When Intel introduced the Pentium in 1993, there was a quantum leap in performance. The fist processor to have the co- processor that was integrated, thus reducing the need for extra space and copper traces on the motherboard. After losing part of the battle in the courts with AMD, they lost the right to patent the numbers 586, thus the Pentium was named. AMD on the other hand, would lose the patent infringment and was forced to design their own processors.

There was a big controversy brewing at Intel, they were selling Pentium processors where the co-processor function was disabled, but they were not telling anyone about it! To counter the bad publicity, Intel introduced the Celeron. The Celeron was a chip set where the co-processor (FPU – Floating Point Unit) had failed during manufacture, because Intel was having production problems during the first Pentium production runs. The co-processor did not always work, so they disabled the co-processor and sold it as the Celeron at a cheaper price. This was economically more viable than throwing away a complete production run because of a design flaw. Motorola was at a loss to keep up; they would not put anymore money into research and development for the 68000 line of processors. This pushed Apple to the brink, to compete with the Intel computer manufactures they would have to go with Intel procssors. At this point, a ringer emerged on scene: the AMD K5. AMD had stopped reverse-engineering the Intel processors and had designed its own processor using a RISC core to decode the instruction set in order to make it compatable with the Intel instuction set known as x86. The AMD K5 was popular because it was cheaper, but it had design flaws and would cause the computer to crash at inopertune times. This would upset some customers and would cause AMD to lose faith from the computer industry. AMD had not learned what the clone motherboard manufactures did during the early years. They would remain the number three manufacturer of processors for sometime to come. The Pentium would push the personal computer closer to the computing power of the Mini. Processes that were once the realm of the Mini and Main frame computers are now sitting on your desk.

As we move forward in the computing world there have emerged two distinct processors: the Intel line and the AMD line. Motorola has moved on to bigger and better things… IBM (Big Blue), who started the revolution in PCs, has sold out and no longer manufactures PCs.
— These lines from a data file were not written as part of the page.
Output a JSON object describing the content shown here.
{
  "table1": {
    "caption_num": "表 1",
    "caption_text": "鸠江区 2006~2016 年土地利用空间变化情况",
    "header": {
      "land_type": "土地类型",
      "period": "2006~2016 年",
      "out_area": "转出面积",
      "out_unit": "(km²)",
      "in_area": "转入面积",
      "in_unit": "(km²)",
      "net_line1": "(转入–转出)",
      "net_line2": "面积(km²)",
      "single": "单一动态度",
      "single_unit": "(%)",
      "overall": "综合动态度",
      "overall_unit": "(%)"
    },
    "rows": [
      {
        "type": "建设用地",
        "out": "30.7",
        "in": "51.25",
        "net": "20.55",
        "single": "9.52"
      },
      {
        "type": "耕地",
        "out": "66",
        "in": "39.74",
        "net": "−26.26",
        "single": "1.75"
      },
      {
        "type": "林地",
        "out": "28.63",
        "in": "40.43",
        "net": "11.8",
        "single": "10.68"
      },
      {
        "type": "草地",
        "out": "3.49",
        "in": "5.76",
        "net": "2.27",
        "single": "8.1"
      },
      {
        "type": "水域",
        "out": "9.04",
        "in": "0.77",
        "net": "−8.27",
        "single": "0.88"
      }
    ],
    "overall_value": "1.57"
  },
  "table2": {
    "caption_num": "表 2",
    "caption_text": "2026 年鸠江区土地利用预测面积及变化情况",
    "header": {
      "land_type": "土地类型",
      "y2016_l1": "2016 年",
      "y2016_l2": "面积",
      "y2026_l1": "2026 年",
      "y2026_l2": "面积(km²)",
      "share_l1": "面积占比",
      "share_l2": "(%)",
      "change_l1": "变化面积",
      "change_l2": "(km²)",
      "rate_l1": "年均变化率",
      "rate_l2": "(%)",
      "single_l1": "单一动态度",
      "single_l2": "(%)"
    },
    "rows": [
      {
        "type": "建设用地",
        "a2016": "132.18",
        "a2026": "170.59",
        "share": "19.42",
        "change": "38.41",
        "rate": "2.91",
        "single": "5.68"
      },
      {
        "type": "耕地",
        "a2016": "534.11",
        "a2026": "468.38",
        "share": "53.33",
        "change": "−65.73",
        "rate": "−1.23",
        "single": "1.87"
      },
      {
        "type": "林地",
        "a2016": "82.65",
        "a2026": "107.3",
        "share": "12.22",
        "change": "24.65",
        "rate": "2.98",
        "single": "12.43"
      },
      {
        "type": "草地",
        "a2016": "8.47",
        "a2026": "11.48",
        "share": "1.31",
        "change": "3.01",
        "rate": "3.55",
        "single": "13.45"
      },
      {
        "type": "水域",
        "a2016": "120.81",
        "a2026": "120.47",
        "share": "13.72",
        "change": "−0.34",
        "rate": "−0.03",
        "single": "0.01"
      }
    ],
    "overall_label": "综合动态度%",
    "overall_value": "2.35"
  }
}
Apple is struggling to keep their doors open and rely on gadgets to keep afloat; the Mac is all but history. Xerox the company that invented the GUI struggles along making copiers. Compaq was bought up by HP; Acer has changed hands so many times it isn’t listed on NASDQ. Dell also struggles along; the server side of their manufacturing is keeping them alive.
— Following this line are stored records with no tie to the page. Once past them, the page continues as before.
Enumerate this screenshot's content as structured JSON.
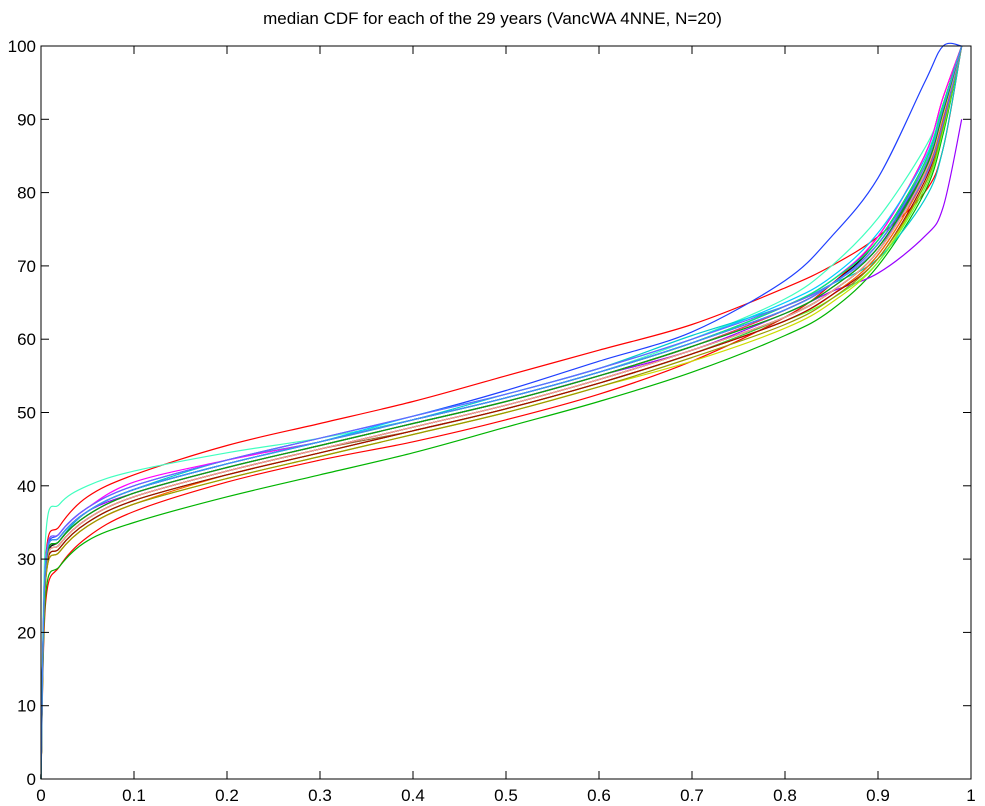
{
  "chart_data": {
    "type": "line",
    "title": "median CDF for each of the 29 years (VancWA 4NNE, N=20)",
    "xlabel": "",
    "ylabel": "",
    "xlim": [
      0,
      1
    ],
    "ylim": [
      0,
      100
    ],
    "xticks": [
      0,
      0.1,
      0.2,
      0.3,
      0.4,
      0.5,
      0.6,
      0.7,
      0.8,
      0.9,
      1
    ],
    "xtick_labels": [
      "0",
      "0.1",
      "0.2",
      "0.3",
      "0.4",
      "0.5",
      "0.6",
      "0.7",
      "0.8",
      "0.9",
      "1"
    ],
    "yticks": [
      0,
      10,
      20,
      30,
      40,
      50,
      60,
      70,
      80,
      90,
      100
    ],
    "ytick_labels": [
      "0",
      "10",
      "20",
      "30",
      "40",
      "50",
      "60",
      "70",
      "80",
      "90",
      "100"
    ],
    "grid": false,
    "legend": "none",
    "x": [
      0.005,
      0.02,
      0.05,
      0.1,
      0.2,
      0.3,
      0.4,
      0.5,
      0.6,
      0.7,
      0.8,
      0.85,
      0.9,
      0.95,
      0.97,
      0.99
    ],
    "series": [
      {
        "color": "#ff0000",
        "values": [
          24.0,
          29.0,
          33.0,
          36.5,
          40.5,
          43.5,
          46.0,
          49.0,
          52.5,
          57.0,
          63.0,
          67.5,
          74.0,
          85.0,
          93.0,
          100
        ]
      },
      {
        "color": "#ff0000",
        "values": [
          30.0,
          34.5,
          38.5,
          41.5,
          45.5,
          48.5,
          51.5,
          55.0,
          58.5,
          62.0,
          67.0,
          70.0,
          74.0,
          80.0,
          86.0,
          100
        ]
      },
      {
        "color": "#00b400",
        "values": [
          25.0,
          29.0,
          32.5,
          35.0,
          38.5,
          41.5,
          44.5,
          48.0,
          51.5,
          55.5,
          60.5,
          64.0,
          70.0,
          80.0,
          88.0,
          100
        ]
      },
      {
        "color": "#1f3fff",
        "values": [
          29.0,
          33.5,
          37.0,
          40.0,
          43.5,
          46.5,
          49.5,
          53.0,
          57.0,
          61.0,
          68.0,
          74.0,
          82.0,
          95.0,
          100,
          100
        ]
      },
      {
        "color": "#40ffbf",
        "values": [
          33.0,
          37.5,
          40.0,
          42.0,
          44.5,
          46.5,
          49.0,
          52.0,
          55.5,
          60.0,
          65.5,
          70.0,
          76.5,
          86.0,
          92.0,
          100
        ]
      },
      {
        "color": "#9900ff",
        "values": [
          29.0,
          33.0,
          36.5,
          39.0,
          42.5,
          45.5,
          48.5,
          51.5,
          55.0,
          58.5,
          63.5,
          66.5,
          69.0,
          74.0,
          78.0,
          90.0
        ]
      },
      {
        "color": "#ccdd00",
        "values": [
          27.0,
          31.0,
          34.5,
          37.5,
          41.0,
          44.0,
          47.0,
          50.0,
          53.5,
          57.0,
          61.5,
          65.0,
          70.5,
          81.0,
          89.0,
          100
        ]
      },
      {
        "color": "#006400",
        "values": [
          28.0,
          32.0,
          35.5,
          38.5,
          42.0,
          45.0,
          48.0,
          51.0,
          54.5,
          58.5,
          63.0,
          66.5,
          72.0,
          83.0,
          91.0,
          100
        ]
      },
      {
        "color": "#00cccc",
        "values": [
          28.5,
          32.5,
          36.5,
          39.5,
          43.5,
          46.0,
          49.0,
          52.5,
          56.0,
          60.5,
          64.5,
          67.5,
          71.0,
          79.0,
          86.0,
          100
        ]
      },
      {
        "color": "#000000",
        "values": [
          28.0,
          32.5,
          36.0,
          39.0,
          42.5,
          45.5,
          48.5,
          51.5,
          55.0,
          59.0,
          64.0,
          67.5,
          73.5,
          84.0,
          92.0,
          100
        ]
      },
      {
        "color": "#ff00ff",
        "values": [
          29.5,
          33.5,
          37.0,
          40.5,
          43.5,
          46.0,
          49.0,
          52.0,
          55.5,
          59.5,
          64.5,
          68.0,
          74.0,
          85.0,
          93.0,
          100
        ]
      },
      {
        "color": "#996633",
        "values": [
          28.0,
          32.0,
          35.5,
          38.5,
          42.0,
          45.0,
          47.5,
          50.5,
          54.0,
          58.0,
          62.5,
          66.0,
          71.5,
          82.0,
          90.0,
          100
        ]
      },
      {
        "color": "#33cc33",
        "values": [
          27.5,
          31.5,
          35.0,
          38.0,
          41.5,
          44.5,
          47.5,
          50.5,
          54.0,
          58.0,
          63.0,
          66.5,
          72.0,
          82.5,
          90.0,
          100
        ]
      },
      {
        "color": "#0055ff",
        "values": [
          29.0,
          33.0,
          36.5,
          39.5,
          43.0,
          46.0,
          49.0,
          52.0,
          55.5,
          59.5,
          64.5,
          68.0,
          73.5,
          83.5,
          91.0,
          100
        ]
      },
      {
        "color": "#ff6600",
        "values": [
          27.0,
          31.0,
          34.5,
          37.5,
          41.5,
          44.5,
          47.5,
          50.5,
          54.0,
          58.0,
          62.5,
          66.0,
          71.5,
          82.0,
          90.0,
          100
        ]
      },
      {
        "color": "#00ccff",
        "values": [
          29.0,
          33.0,
          36.5,
          39.5,
          43.0,
          46.0,
          49.5,
          52.5,
          56.0,
          60.0,
          65.0,
          68.5,
          74.5,
          84.5,
          92.0,
          100
        ]
      },
      {
        "color": "#ff3366",
        "values": [
          28.5,
          32.5,
          36.0,
          39.0,
          42.5,
          45.5,
          48.5,
          51.5,
          55.0,
          59.0,
          64.0,
          67.5,
          73.0,
          83.5,
          91.0,
          100
        ]
      },
      {
        "color": "#66ff33",
        "values": [
          27.5,
          31.5,
          35.0,
          38.0,
          41.5,
          44.5,
          47.5,
          50.5,
          54.0,
          58.0,
          62.5,
          65.5,
          70.5,
          80.5,
          88.5,
          100
        ]
      },
      {
        "color": "#3333aa",
        "values": [
          29.0,
          33.0,
          36.5,
          39.5,
          43.0,
          46.0,
          49.0,
          52.0,
          55.5,
          59.5,
          64.0,
          67.5,
          73.0,
          83.0,
          90.5,
          100
        ]
      },
      {
        "color": "#aa0000",
        "values": [
          27.5,
          31.5,
          35.0,
          38.0,
          41.5,
          44.5,
          47.5,
          50.5,
          54.0,
          58.0,
          62.5,
          66.0,
          71.0,
          81.5,
          89.5,
          100
        ]
      },
      {
        "color": "#008888",
        "values": [
          28.5,
          32.5,
          36.0,
          39.0,
          42.5,
          45.5,
          48.5,
          51.5,
          55.0,
          59.0,
          63.5,
          67.0,
          72.5,
          82.5,
          90.5,
          100
        ]
      },
      {
        "color": "#999900",
        "values": [
          27.0,
          31.0,
          34.5,
          37.5,
          41.0,
          44.0,
          47.0,
          50.0,
          53.5,
          57.5,
          62.0,
          65.5,
          71.0,
          81.0,
          89.0,
          100
        ]
      },
      {
        "color": "#cc66ff",
        "values": [
          28.5,
          32.5,
          36.0,
          39.0,
          42.5,
          45.5,
          48.5,
          51.5,
          55.0,
          59.0,
          63.5,
          67.0,
          72.5,
          83.0,
          91.0,
          100
        ]
      },
      {
        "color": "#00ff66",
        "values": [
          29.0,
          33.0,
          36.5,
          39.5,
          43.0,
          46.0,
          49.0,
          52.0,
          55.5,
          59.5,
          64.5,
          68.0,
          73.5,
          84.0,
          92.0,
          100
        ]
      },
      {
        "color": "#663300",
        "values": [
          28.0,
          32.0,
          35.5,
          38.5,
          42.0,
          45.0,
          48.0,
          51.0,
          54.5,
          58.5,
          63.0,
          66.5,
          72.0,
          82.5,
          90.5,
          100
        ]
      },
      {
        "color": "#6666ff",
        "values": [
          29.5,
          33.5,
          37.0,
          40.0,
          43.5,
          46.5,
          49.5,
          52.5,
          56.0,
          60.0,
          64.5,
          67.5,
          72.5,
          82.0,
          89.5,
          100
        ]
      },
      {
        "color": "#ff9999",
        "values": [
          28.0,
          32.0,
          35.5,
          38.5,
          42.0,
          45.0,
          48.0,
          51.0,
          54.5,
          58.5,
          63.0,
          66.5,
          72.0,
          82.5,
          90.5,
          100
        ]
      },
      {
        "color": "#00aa00",
        "values": [
          28.5,
          32.5,
          36.0,
          39.0,
          42.5,
          45.5,
          48.5,
          51.5,
          55.0,
          59.0,
          63.5,
          67.0,
          72.5,
          83.0,
          91.0,
          100
        ]
      },
      {
        "color": "#4488ff",
        "values": [
          29.0,
          33.0,
          36.5,
          39.5,
          43.0,
          46.0,
          49.0,
          52.0,
          55.5,
          59.5,
          64.0,
          67.5,
          73.0,
          83.5,
          91.5,
          100
        ]
      }
    ]
  }
}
So we ask ourselves, “Intel or AMD?” Both are fine products. AMD has all but gotten over its bad reputation; they are still behind in the research and development of nano technology. Because they haven’t broken the nano barrier, their processors are bulkier, run hotter, and consume more power. They have, however, produced a 64 bit processor. Intel, on the other hand, has produced faster processors in the native x86 mode and created the first duo and quad core processors. The Intel processors consume less power and thus produce less heat. Heat causes the silicon to break down, and when the silicon breaks down you get a short, a short accros the transistors will cause the processor to litterly burn up.
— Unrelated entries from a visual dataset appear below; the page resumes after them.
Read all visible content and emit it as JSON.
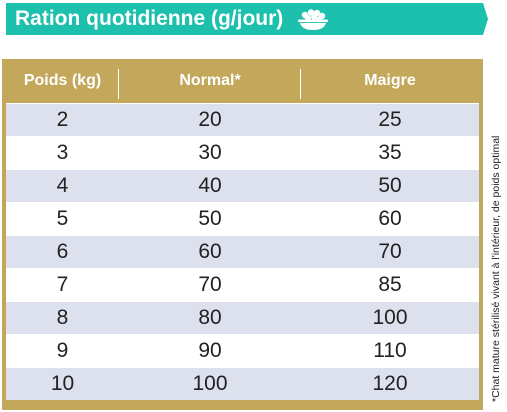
{
  "title": "Ration quotidienne (g/jour)",
  "title_icon": "food-bowl-icon",
  "colors": {
    "banner": "#1dc0ac",
    "header": "#c3a75a",
    "stripe": "#dde1ee"
  },
  "table": {
    "headers": [
      "Poids (kg)",
      "Normal*",
      "Maigre"
    ],
    "rows": [
      [
        "2",
        "20",
        "25"
      ],
      [
        "3",
        "30",
        "35"
      ],
      [
        "4",
        "40",
        "50"
      ],
      [
        "5",
        "50",
        "60"
      ],
      [
        "6",
        "60",
        "70"
      ],
      [
        "7",
        "70",
        "85"
      ],
      [
        "8",
        "80",
        "100"
      ],
      [
        "9",
        "90",
        "110"
      ],
      [
        "10",
        "100",
        "120"
      ]
    ]
  },
  "footnote": "*Chat mature stérilisé vivant à l'intérieur, de poids optimal"
}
To this end, the Intel duo processor is a better solution than the AMD processor. As the clock speed of the processor increases, so does the power consumption, and of course heat. With the nano technology barrier broken in the Intel processors, the heat is less of a problem. The new challenge in increasing speed lies in the materials the processor is made of: copper, silver, aluminum, and gold. To get the electrons flowing faster than they are now, there has to be an innovation in the actual manufacturing of the processor. I believe Intel will make that breakthrough.